Go-Live Readiness
Go-live readiness confirms that ADT Notifications are prepared to operate reliably in production. Readiness is established when delivery configuration, enrollment state, and message flow have been validated together and all required dependencies are in place.
Readiness does not imply guaranteed encounter volume or immediate notification activity. It confirms that ADT messages received by Health Gorilla can be processed, routed, and delivered according to the agreed configuration.
Purpose of Go-Live Readiness
Go-live readiness ensures that:
- ADT messages can be securely received from the upstream source
- Patient enrollment is active and aligned with delivery expectations
- Routing and delivery paths are configured and validated
- Downstream systems are prepared to receive and process notifications
Confirming readiness before production activation reduces false escalations, avoids misinterpreting expected behavior as defects, and establishes a shared baseline for post–go-live support.

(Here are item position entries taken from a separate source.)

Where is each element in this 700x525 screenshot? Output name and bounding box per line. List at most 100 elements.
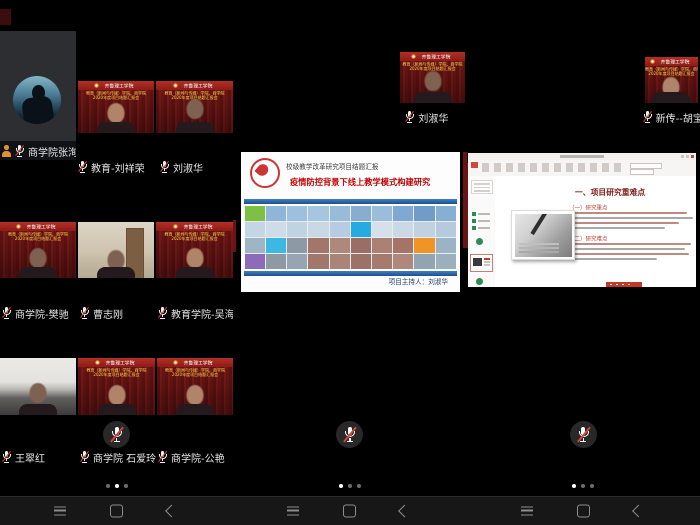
mosaic-cell xyxy=(330,222,350,237)
file-tab[interactable] xyxy=(471,162,478,168)
participant-name: 刘淑华 xyxy=(173,160,203,175)
window-controls xyxy=(681,155,694,158)
mosaic-cell xyxy=(414,238,434,253)
home-icon[interactable] xyxy=(110,505,123,518)
phone-screen-1: 商学院张洵 齐鲁理工学院 教育（新闻与传媒）学院、商学院2020年度项目结题汇报… xyxy=(0,0,233,525)
participant-face xyxy=(97,103,135,133)
banner-lines: 教育（新闻与传媒）学院、商学院2020年度项目结题汇报会 xyxy=(0,232,76,241)
mosaic-cell xyxy=(287,222,307,237)
menu-icon[interactable] xyxy=(521,507,533,516)
mosaic-cell xyxy=(287,254,307,269)
tile-edge-sliver xyxy=(0,9,11,25)
doc-text-line xyxy=(569,248,685,250)
active-speaker-icon xyxy=(2,145,11,157)
mosaic-cell xyxy=(351,254,371,269)
mosaic-cell xyxy=(330,238,350,253)
video-tile[interactable]: 齐鲁理工学院 教育（新闻与传媒）学院、商学院2020年度项目结题汇报会 xyxy=(157,358,233,415)
home-icon[interactable] xyxy=(577,505,590,518)
banner-lines: 教育（新闻与传媒）学院、商学院2020年度项目结题汇报会 xyxy=(156,232,233,241)
phone-screen-3: 齐鲁理工学院 教育（新闻与传媒）学院、商学院2020年度项目结题汇报会 新传--… xyxy=(467,0,700,525)
mute-button[interactable] xyxy=(336,421,363,448)
slide-thumbnails-panel xyxy=(468,176,496,287)
mosaic-cell xyxy=(308,206,328,221)
banner-title: 齐鲁理工学院 xyxy=(184,359,213,366)
video-tile[interactable]: 齐鲁理工学院 教育（新闻与传媒）学院、商学院2020年度项目结题汇报会 xyxy=(0,222,76,278)
slide-bar xyxy=(244,199,457,204)
mic-muted-icon xyxy=(15,145,24,157)
page-dot xyxy=(348,484,352,488)
mute-button[interactable] xyxy=(570,421,597,448)
slide-subtitle: 校级教学改革研究项目结题汇报 xyxy=(286,162,378,171)
banner-lines: 教育（新闻与传媒）学院、商学院2020年度项目结题汇报会 xyxy=(78,368,155,377)
mosaic-cell xyxy=(372,222,392,237)
back-icon[interactable] xyxy=(632,505,645,518)
mic-muted-icon xyxy=(405,111,414,123)
slide-thumbnail[interactable] xyxy=(471,180,493,194)
video-tile[interactable]: 齐鲁理工学院 教育（新闻与传媒）学院、商学院2020年度项目结题汇报会 xyxy=(78,358,155,415)
mic-muted-icon xyxy=(2,451,11,463)
back-icon[interactable] xyxy=(398,505,411,518)
mosaic-cell xyxy=(287,238,307,253)
participant-face xyxy=(176,248,214,278)
mosaic-cell xyxy=(245,238,265,253)
mosaic-cell xyxy=(245,254,265,269)
mute-button[interactable] xyxy=(103,421,130,448)
menu-icon[interactable] xyxy=(287,507,299,516)
doc-text-line xyxy=(569,222,679,224)
video-tile[interactable]: 齐鲁理工学院 教育（新闻与传媒）学院、商学院2020年度项目结题汇报会 xyxy=(400,52,465,103)
inline-photo xyxy=(511,210,575,260)
mosaic-cell xyxy=(287,206,307,221)
video-tile[interactable]: 齐鲁理工学院 教育（新闻与传媒）学院、商学院2020年度项目结题汇报会 xyxy=(156,81,233,133)
size-combobox[interactable] xyxy=(630,169,654,175)
mosaic-cell xyxy=(351,238,371,253)
university-logo-icon xyxy=(411,54,416,59)
banner-title: 齐鲁理工学院 xyxy=(184,223,213,230)
slide-mosaic xyxy=(245,206,456,269)
banner: 齐鲁理工学院 xyxy=(78,81,154,90)
mosaic-cell xyxy=(393,254,413,269)
doc-heading: 一、项目研究重难点 xyxy=(575,186,645,197)
doc-text-line xyxy=(569,217,693,219)
mosaic-cell xyxy=(266,222,286,237)
banner-title: 齐鲁理工学院 xyxy=(184,82,213,89)
avatar xyxy=(13,76,61,124)
banner: 齐鲁理工学院 xyxy=(0,222,76,231)
video-tile[interactable]: 齐鲁理工学院 教育（新闻与传媒）学院、商学院2020年度项目结题汇报会 xyxy=(645,57,698,103)
banner-title: 齐鲁理工学院 xyxy=(105,82,134,89)
participant-name: 商学院 石爱玲 xyxy=(93,450,156,465)
video-tile[interactable]: 齐鲁理工学院 教育（新闻与传媒）学院、商学院2020年度项目结题汇报会 xyxy=(156,222,233,278)
banner-lines: 教育（新闻与传媒）学院、商学院2020年度项目结题汇报会 xyxy=(157,368,233,377)
screen-share-document[interactable]: 一、项目研究重难点 （一）研究重点 （二）研究难点 xyxy=(468,153,696,287)
mosaic-cell xyxy=(245,222,265,237)
mosaic-cell xyxy=(393,238,413,253)
university-logo-icon xyxy=(173,360,178,365)
mosaic-cell xyxy=(266,238,286,253)
mosaic-cell xyxy=(308,238,328,253)
selected-slide-thumbnail[interactable] xyxy=(470,254,493,272)
participant-name: 曹志刚 xyxy=(93,306,123,321)
menu-icon[interactable] xyxy=(54,507,66,516)
video-tile[interactable]: 齐鲁理工学院 教育（新闻与传媒）学院、商学院2020年度项目结题汇报会 xyxy=(78,81,154,133)
video-tile[interactable] xyxy=(0,358,76,415)
mosaic-cell xyxy=(414,206,434,221)
home-icon[interactable] xyxy=(343,505,356,518)
participant-name: 王翠红 xyxy=(15,450,45,465)
university-logo-icon xyxy=(16,224,21,229)
mosaic-cell xyxy=(436,222,456,237)
back-icon[interactable] xyxy=(165,505,178,518)
university-logo-icon xyxy=(650,59,655,64)
university-logo-icon xyxy=(94,83,99,88)
participant-name: 商学院-公艳 xyxy=(171,450,225,465)
screen-share-slide[interactable]: 校级教学改革研究项目结题汇报 疫情防控背景下线上教学模式构建研究 项目主持人：刘… xyxy=(237,142,465,300)
participant-face xyxy=(98,385,136,415)
banner-title: 齐鲁理工学院 xyxy=(422,53,451,60)
mosaic-cell xyxy=(351,206,371,221)
video-tile[interactable] xyxy=(78,222,154,278)
participant-name: 教育学院-吴海霞 xyxy=(171,306,233,321)
pen-writing-image xyxy=(515,214,572,257)
mosaic-cell xyxy=(330,206,350,221)
page-dots xyxy=(572,484,594,488)
video-tile-self[interactable]: 商学院张洵 xyxy=(0,31,76,160)
doc-text-line xyxy=(569,227,665,229)
page-dots xyxy=(106,484,128,488)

Readiness Scope and Boundaries
Go-live readiness applies to behavior within Health Gorilla platform boundaries. It does not validate or guarantee:
- Encounter generation at the source system
- Completeness of upstream HL7 v2 feeds
- Client-side system availability or processing behavior
- Encounter frequency or notification volume
Observed notification activity after go-live reflects real-world encounter patterns, enrollment timing, and upstream feed behavior.

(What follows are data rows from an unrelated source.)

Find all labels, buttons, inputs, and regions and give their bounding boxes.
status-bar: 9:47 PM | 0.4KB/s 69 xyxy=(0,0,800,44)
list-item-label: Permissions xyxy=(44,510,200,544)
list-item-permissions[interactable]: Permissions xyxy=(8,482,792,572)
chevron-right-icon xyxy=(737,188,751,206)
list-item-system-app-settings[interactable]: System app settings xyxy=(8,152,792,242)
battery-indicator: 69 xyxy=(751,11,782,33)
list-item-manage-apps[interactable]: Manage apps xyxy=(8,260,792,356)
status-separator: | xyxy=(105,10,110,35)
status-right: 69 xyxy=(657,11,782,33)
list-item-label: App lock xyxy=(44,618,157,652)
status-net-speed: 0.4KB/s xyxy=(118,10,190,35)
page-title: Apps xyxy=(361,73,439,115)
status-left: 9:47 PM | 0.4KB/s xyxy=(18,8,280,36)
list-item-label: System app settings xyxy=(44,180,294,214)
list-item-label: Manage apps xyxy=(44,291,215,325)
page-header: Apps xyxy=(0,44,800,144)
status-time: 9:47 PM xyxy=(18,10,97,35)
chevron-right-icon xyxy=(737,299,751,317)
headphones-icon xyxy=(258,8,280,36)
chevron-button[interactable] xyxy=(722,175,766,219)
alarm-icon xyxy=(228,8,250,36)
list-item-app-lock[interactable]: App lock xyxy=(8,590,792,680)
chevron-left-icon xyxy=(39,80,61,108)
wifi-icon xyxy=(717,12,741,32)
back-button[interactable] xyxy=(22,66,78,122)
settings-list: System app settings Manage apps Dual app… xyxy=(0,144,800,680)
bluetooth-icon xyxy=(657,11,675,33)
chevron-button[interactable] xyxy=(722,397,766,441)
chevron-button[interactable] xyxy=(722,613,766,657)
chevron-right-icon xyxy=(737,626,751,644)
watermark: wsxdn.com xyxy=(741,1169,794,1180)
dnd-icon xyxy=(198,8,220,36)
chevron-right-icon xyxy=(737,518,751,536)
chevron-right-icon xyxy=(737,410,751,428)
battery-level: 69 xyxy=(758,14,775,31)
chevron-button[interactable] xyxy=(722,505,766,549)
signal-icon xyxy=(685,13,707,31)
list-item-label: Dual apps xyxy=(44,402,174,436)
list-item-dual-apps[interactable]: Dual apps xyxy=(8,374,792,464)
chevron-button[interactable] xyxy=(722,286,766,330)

Readiness Validation Areas
Go-live readiness is assessed across four primary areas:
Delivery Configuration
Delivery readiness confirms that ADT notifications can be routed and delivered to the intended destination.
This includes validating:
- The selected delivery method (API, VPN, SFTP, or UI access)

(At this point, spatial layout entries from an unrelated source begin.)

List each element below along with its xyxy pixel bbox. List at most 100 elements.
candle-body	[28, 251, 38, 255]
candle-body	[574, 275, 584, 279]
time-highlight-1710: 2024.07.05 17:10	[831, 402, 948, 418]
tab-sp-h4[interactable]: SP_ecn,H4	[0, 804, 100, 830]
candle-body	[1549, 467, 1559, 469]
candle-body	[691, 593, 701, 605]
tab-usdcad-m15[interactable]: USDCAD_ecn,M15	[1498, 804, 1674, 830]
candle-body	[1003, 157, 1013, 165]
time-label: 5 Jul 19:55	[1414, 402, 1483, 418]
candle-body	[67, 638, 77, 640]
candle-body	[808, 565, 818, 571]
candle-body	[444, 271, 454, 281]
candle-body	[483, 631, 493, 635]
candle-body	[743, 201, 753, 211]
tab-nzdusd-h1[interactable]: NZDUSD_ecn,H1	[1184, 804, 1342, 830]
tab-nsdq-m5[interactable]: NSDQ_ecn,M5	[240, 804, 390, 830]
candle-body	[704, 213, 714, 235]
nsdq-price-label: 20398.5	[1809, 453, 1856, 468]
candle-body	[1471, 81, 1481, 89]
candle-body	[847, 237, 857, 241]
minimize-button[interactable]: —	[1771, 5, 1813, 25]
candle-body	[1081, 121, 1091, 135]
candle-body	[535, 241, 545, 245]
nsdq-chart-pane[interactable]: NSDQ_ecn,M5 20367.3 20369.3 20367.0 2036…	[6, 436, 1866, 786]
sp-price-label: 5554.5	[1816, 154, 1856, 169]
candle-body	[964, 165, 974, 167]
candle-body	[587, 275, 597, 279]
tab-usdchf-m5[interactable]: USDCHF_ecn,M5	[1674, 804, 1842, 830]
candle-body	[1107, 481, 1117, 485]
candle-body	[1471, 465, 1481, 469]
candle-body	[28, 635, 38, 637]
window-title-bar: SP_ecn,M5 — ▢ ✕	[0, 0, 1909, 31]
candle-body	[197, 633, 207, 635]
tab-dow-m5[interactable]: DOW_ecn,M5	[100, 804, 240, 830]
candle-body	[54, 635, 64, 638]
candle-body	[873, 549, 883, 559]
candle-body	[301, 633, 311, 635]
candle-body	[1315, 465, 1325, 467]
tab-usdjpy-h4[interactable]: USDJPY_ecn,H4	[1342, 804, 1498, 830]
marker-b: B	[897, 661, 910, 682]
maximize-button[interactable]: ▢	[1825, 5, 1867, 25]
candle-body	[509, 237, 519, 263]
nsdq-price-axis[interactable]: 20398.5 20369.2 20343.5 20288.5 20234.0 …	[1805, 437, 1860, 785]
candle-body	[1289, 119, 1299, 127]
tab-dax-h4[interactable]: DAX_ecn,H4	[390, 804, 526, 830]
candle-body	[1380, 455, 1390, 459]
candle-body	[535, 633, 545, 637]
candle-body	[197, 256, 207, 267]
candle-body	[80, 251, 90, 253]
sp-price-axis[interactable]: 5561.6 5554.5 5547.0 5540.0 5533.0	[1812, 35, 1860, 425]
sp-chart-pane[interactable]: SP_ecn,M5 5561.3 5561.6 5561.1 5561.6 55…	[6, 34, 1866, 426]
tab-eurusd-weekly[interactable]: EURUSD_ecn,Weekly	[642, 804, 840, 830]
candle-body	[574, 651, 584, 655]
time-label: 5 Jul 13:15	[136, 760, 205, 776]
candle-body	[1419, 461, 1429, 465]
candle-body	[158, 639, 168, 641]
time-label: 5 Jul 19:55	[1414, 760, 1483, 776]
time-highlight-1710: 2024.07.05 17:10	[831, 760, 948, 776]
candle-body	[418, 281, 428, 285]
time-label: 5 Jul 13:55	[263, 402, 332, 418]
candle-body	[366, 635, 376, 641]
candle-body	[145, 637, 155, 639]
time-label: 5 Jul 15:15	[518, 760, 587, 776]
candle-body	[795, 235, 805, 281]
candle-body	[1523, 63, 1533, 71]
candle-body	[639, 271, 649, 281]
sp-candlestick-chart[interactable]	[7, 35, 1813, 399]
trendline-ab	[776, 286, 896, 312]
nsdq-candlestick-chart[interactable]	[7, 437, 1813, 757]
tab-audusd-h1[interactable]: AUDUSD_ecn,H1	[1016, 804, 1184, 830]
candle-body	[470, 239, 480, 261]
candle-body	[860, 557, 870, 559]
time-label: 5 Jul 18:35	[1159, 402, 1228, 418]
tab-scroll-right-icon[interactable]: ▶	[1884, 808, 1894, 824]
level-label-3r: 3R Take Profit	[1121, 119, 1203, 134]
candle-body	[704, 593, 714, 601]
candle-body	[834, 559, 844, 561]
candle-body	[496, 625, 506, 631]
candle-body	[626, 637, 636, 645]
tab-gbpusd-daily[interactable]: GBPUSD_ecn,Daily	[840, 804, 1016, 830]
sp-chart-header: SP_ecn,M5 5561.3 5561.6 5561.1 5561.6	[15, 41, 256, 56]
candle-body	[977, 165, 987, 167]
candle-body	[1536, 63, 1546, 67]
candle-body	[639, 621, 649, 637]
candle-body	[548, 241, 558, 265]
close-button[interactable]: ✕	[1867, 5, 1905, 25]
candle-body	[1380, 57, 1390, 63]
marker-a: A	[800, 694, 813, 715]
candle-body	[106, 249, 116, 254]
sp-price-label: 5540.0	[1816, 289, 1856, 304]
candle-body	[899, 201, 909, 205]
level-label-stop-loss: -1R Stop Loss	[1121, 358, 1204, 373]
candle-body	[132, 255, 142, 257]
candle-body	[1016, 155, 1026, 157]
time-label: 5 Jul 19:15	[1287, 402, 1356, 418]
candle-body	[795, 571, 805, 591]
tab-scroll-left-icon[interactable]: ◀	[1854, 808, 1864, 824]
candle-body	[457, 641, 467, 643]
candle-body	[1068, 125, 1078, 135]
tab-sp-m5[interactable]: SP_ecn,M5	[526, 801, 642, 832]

- Endpoint reachability and authentication
- Subscription or routing configuration
- Acknowledgment behavior for delivered messages
Patient Enrollment State
Enrollment readiness confirms that patients are eligible to generate ADT notifications when encounters occur.
This includes validating:
- Roster submission and processing outcomes
- Enrollment timing relative to expected encounters
- Correct handling of roster updates and superseding behavior
Message Flow and Processing
Message flow readiness confirms that HL7 v2 ADT messages can be ingested and processed once received.
This includes validating:
- Successful ingestion of test or sample messages
- Application of routing rules
- Delivery to the configured destination Message validation confirms technical readiness, not encounter completeness.
Client System Preparedness
Client readiness confirms that downstream systems are prepared to receive and interpret ADT notifications.
This includes validating:
- Endpoint availability
- Message parsing and acknowledgment handling
- Internal monitoring and alerting
- Ownership for post–go-live support
Go-Live Readiness Checklist
The following checklist is used to confirm readiness prior to production activation.
Delivery and Routing
- Delivery method is confirmed and documented
- Delivery endpoint is reachable and authenticated
- Routing and subscription rules are enabled
- Test notifications are successfully delivered
Enrollment
- Initial patient roster has been submitted
- Roster processing completed without blocking errors
- Enrollment timing has been reviewed and understood
- Ongoing roster update cadence is confirmed
Message Flow
- HL7 v2 ADT messages have been ingested successfully (when available)
- Routing rules apply as expected
- Delivery acknowledgments are received
Client Readiness
- Downstream system can receive and process notifications
- Monitoring and alerting are in place
- Internal ownership for ADT operations is identified
- Escalation and support paths are understood
Transition to Go-Live
Once readiness criteria are met:
- ADT Notifications are enabled for production delivery
- Implementation ownership transitions to steady-state operations
- Monitoring and troubleshooting workflows apply
Initial production activity may be low or intermittent depending on encounter volume and enrollment scope. This is expected behavior and should be evaluated in the context of readiness validation rather than volume expectations alone.